Over the three years of sampling, the researchers detected dramatic fluctuations in the makeup of these cricket populations that did not seem to veer in any particular direction. "Curlywing really increased, but then rattling came back, and ancestral lost a lot of ground and then came back a little bit," Gallagher said. Although certain morphs were clearly better-protected from the fly, this alone did not explain or predict these fluctuations. After all, the crickets didn't just need to survive the flies—they needed to find mates, and the newer morphs' songs did not appear to be as attractive to the females. "It all boils back down to natural and sexual selection fighting against each other," Thadi said. The researchers' results suggest that natural selection has a greater hand in the crickets' evolution than sexual selection, as the least-attractive, most fly-resistant morphs appear to be the most successful.
To test the effects of sexual selection, the researchers recorded the songs of the four different male morphs and played them simultaneously from separate corners of an arena. Then they placed a single female at the center and recorded which speaker she hopped to, which indicated the song she found most attractive. The females chose the song of ancestral males 70 percent of the time. When the researchers reared a generation of crickets from wild-caught females, they found a higher proportion of ancestral males than documented in the field. All this suggests that the ancestral males remain the most attractive crickets to females, whereas the curlywing morph was the least alluring (in the arena experiments, female crickets seemed to prefer silence just as much as the curlywings' song.)
To test which of these new males' songs were most attractive to the flies, the scientists first lured them in with a boombox serenade and soda bottle traps. "They're not just flying around," Gallagher said. "They only show up when you play the song that they like." The researchers played the different crickets' songs at dusk, when the flies come out to hunt, and would return an hour later to see which songs had trapped the most flies. (The flies do not receive the same spa-like treatment as the crickets but are still released.) In another experiment in the lab, the researchers placed a fly in a mesh cage with songs playing from four corners—rattling, smallwing, curlywing and ancestral, as well as silence—and recorded where the flies flocked to. Unsurprisingly, the flies had the same taste as the females, preferring the loud ancestral males over their quieter brethren.

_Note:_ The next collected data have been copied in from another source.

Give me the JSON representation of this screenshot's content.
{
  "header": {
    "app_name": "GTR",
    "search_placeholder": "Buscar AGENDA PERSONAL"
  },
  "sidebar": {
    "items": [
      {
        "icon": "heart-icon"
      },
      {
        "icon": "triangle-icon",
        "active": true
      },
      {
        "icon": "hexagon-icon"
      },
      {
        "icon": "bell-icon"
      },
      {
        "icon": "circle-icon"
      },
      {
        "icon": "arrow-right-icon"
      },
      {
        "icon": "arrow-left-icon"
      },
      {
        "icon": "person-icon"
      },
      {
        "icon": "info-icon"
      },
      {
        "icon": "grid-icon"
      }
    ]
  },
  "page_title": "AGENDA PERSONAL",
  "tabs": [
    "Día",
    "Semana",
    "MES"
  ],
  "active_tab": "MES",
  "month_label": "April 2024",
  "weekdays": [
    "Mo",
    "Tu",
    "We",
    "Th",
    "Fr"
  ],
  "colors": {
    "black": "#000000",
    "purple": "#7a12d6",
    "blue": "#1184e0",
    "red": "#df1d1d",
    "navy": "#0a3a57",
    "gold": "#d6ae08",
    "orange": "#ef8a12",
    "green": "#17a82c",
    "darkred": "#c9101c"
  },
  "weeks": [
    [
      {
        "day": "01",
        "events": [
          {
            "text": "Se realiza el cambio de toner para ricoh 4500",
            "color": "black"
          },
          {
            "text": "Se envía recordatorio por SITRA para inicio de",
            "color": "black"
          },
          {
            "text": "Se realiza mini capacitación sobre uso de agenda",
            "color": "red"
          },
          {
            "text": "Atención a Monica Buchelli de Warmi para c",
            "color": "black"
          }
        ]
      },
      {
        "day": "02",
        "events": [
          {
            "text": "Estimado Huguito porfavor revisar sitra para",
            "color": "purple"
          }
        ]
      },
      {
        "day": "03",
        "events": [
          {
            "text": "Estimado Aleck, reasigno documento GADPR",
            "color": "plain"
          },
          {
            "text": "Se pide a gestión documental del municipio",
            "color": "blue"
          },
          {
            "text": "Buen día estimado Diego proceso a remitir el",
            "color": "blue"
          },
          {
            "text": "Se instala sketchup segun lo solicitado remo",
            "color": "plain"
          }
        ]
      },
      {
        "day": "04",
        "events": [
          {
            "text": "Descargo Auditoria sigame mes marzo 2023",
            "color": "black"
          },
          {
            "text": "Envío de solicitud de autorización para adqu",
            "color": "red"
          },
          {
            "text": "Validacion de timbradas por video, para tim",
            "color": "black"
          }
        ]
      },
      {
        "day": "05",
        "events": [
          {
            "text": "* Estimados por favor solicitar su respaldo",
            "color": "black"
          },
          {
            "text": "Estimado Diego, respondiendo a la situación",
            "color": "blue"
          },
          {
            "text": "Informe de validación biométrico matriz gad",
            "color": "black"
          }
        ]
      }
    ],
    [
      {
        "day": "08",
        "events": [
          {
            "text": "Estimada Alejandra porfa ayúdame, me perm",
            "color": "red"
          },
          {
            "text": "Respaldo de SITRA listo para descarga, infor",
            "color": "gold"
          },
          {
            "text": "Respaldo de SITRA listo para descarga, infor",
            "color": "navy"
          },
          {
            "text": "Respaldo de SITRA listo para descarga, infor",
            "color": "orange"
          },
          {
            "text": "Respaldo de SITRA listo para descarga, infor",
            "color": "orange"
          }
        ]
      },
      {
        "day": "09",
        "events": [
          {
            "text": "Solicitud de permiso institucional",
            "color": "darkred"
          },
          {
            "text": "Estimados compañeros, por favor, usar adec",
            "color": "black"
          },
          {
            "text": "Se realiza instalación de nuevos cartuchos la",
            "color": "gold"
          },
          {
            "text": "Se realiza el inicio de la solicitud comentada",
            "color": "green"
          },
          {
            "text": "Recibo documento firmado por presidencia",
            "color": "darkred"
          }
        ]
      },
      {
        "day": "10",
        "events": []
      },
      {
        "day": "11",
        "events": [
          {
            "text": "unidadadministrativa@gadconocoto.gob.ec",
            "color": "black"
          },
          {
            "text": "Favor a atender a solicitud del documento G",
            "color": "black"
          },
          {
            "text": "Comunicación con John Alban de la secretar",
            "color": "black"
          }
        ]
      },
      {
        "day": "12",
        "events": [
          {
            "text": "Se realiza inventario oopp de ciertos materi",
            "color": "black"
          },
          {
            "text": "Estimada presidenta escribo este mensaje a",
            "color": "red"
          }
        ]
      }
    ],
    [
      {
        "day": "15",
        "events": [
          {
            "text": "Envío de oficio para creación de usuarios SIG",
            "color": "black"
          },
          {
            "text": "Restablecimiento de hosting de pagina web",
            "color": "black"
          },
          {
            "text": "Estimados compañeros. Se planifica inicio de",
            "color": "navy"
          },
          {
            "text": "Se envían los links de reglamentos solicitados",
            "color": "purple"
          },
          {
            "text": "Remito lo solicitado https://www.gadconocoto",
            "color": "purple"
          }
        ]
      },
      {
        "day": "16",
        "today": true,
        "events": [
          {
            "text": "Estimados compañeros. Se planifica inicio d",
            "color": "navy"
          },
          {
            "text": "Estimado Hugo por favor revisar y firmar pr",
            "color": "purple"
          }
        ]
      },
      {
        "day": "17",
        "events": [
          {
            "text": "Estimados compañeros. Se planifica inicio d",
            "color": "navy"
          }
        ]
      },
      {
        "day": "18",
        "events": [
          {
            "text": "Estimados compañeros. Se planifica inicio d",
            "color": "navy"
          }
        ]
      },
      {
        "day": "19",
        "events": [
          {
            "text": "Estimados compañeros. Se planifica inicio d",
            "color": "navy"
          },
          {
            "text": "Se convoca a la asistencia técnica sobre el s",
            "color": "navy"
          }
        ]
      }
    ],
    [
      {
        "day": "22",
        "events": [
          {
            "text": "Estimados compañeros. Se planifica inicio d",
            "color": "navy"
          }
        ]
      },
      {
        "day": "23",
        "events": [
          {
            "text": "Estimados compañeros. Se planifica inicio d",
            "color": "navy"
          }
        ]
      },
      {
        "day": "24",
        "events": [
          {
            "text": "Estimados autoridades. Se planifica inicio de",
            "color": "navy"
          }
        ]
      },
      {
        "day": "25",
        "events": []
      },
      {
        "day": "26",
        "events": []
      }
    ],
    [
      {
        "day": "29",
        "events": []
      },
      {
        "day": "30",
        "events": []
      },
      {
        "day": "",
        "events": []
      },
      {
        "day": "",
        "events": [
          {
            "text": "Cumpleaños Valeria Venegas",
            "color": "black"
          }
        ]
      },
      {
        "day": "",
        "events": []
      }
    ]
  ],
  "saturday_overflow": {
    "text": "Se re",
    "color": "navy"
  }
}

The most recent data in the new paper was collected in 2021, meaning the battle among the male Hilo crickets might look very different today—it's possible that a new challenger has entered the ring, or even that an old morph has gone locally extinct. Thadi pointed out that no one could have predicted the specific mutations that would appear and propagate throughout the population, like the emergence of a curly wing—proof that evolution can take populations in unheard of or unexpected directions. "They could have evolved a wavy wing. They could have evolved a square-shaped wing!" she said. "As soon as we think we know what's going to happen, something new pops up that throws our predictions out the window," Gallagher said.